Hockey is a fun game full of excitement and fast-paced action – but how does it all work? Look no further – we are breaking down the basics of the game, as well as a little history, to help explain things!

Check out what we have to share and become the next great hockey expert!

Hockey may seem like a complex sport with tons of moving pieces and confusing rules, but once you get the hang of it and understand the basics, it’s the best sport there is! Below is a quick overview video on the basics of the game to help get you started on the road to becoming a hockey expert.

Hockey is one of the most exciting games in the world and has been around for hundreds of years, although it’s a lot different now than it was back then. Check out these awesome facts below to learn about the history of hockey!

  • The origin of the game is unknown.
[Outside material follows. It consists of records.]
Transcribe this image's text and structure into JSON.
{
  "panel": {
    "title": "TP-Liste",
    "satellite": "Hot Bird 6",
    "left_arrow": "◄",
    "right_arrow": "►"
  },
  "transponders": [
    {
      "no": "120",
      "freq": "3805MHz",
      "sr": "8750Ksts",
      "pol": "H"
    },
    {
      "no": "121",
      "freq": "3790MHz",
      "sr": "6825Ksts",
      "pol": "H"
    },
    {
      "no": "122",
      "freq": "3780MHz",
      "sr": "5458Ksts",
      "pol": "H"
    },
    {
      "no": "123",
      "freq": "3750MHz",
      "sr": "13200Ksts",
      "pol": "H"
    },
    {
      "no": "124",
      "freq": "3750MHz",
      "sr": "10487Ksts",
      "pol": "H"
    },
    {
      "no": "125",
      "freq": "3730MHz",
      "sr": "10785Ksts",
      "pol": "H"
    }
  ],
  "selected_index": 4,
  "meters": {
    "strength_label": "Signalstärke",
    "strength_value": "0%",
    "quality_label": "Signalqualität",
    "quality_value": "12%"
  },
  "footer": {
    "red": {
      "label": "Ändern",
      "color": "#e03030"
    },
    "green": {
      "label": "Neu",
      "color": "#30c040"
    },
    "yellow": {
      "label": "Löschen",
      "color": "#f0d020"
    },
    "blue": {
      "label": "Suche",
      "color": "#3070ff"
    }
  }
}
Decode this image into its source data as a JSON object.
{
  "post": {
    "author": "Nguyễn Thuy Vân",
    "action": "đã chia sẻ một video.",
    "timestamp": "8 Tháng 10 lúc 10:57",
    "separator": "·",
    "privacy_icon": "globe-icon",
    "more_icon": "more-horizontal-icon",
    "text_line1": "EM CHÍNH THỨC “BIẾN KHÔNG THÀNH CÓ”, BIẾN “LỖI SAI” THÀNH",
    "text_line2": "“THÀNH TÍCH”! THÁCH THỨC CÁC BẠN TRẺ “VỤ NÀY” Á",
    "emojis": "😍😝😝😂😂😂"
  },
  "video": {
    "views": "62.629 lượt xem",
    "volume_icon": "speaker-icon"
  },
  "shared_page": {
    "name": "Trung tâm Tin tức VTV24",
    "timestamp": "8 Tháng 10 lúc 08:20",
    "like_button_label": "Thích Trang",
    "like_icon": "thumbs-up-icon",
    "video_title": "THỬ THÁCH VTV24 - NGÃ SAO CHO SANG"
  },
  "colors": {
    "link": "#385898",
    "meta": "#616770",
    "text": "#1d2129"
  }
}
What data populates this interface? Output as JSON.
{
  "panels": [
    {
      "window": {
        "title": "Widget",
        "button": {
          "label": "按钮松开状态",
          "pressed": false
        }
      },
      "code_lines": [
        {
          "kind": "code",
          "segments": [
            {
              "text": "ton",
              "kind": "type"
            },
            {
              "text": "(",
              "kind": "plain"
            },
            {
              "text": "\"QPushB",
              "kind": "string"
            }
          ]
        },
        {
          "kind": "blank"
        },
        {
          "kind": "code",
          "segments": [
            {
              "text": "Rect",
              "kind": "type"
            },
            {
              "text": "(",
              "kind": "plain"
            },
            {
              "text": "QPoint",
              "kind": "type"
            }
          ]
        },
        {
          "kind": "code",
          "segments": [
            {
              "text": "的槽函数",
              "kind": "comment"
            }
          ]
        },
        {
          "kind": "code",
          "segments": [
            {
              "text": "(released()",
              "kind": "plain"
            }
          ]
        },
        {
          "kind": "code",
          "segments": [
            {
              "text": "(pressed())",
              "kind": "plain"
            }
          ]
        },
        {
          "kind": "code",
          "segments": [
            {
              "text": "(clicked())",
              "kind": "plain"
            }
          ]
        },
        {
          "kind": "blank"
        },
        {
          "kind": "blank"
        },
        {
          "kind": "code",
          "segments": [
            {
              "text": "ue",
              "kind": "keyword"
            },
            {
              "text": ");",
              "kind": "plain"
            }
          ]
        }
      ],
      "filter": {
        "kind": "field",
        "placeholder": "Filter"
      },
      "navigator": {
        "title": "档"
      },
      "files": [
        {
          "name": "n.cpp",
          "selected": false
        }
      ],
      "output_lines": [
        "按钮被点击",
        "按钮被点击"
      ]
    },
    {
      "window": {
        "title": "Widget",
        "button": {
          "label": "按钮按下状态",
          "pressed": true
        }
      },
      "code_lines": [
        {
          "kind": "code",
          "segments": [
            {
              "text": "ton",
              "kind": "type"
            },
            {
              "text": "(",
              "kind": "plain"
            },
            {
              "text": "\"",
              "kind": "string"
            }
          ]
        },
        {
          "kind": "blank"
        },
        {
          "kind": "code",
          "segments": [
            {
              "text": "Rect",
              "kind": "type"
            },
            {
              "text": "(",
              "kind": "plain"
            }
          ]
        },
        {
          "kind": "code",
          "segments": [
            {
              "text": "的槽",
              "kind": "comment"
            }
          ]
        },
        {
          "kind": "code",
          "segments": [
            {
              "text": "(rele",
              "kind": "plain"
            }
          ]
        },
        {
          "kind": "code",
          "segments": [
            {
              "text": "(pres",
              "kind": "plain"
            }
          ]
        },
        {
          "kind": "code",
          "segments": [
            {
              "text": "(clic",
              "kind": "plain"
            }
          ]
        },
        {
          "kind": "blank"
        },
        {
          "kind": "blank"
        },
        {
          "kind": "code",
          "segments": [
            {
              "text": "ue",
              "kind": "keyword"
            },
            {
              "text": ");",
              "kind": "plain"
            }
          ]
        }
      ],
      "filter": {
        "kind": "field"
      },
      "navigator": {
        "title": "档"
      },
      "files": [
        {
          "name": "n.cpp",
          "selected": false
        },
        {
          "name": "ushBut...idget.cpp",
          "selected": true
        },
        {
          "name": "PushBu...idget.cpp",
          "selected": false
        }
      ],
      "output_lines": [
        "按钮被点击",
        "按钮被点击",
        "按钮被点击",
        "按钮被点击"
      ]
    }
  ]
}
However, it is believed that this was played by the people in the Northern European nations since the 14th century
  • The word hockey has been derived from the middle French word ‘hoquet’ that means shepherd’s stave.
  • The first Amateur Hockey Association came into being in 1888.
  • Ice hockey was given a place in the Winter Olympics in 1924.
  • The first ever women’s hockey game took place in Ottawa, Canada in 1892.
  • Zamboni is a machine used to keep the ice in the ice rink intact. Frank Zamboni invented this machine in 1949.
  • J.G.A. Creighton from Canada wrote the rules of modern ice hockey.
  • Players played the first game of ice hockey following the Creighton’s rules in Montreal, Canada in 1875.
  • The Montreal Gazette published the first known rules of ice hockey in 1877.
  • Prior to 1960s the hockey stick was straight. The curve of the stick was introduced in the 1960s.
  • Ron Hextall of the Philadelphia Flyers was the first ever goalie to score a goal in other team’s net.
  • The Stanley Cup was named for a former Canadian Governor General, Lord Stanley of Preston. It was created in 1853.
  • Forward passes were not allowed in hockey, prior to the 1927-28 seasons.
  • The Stanley Cup was only seven inches tall, originally. Today, it is more than 35 inches tall.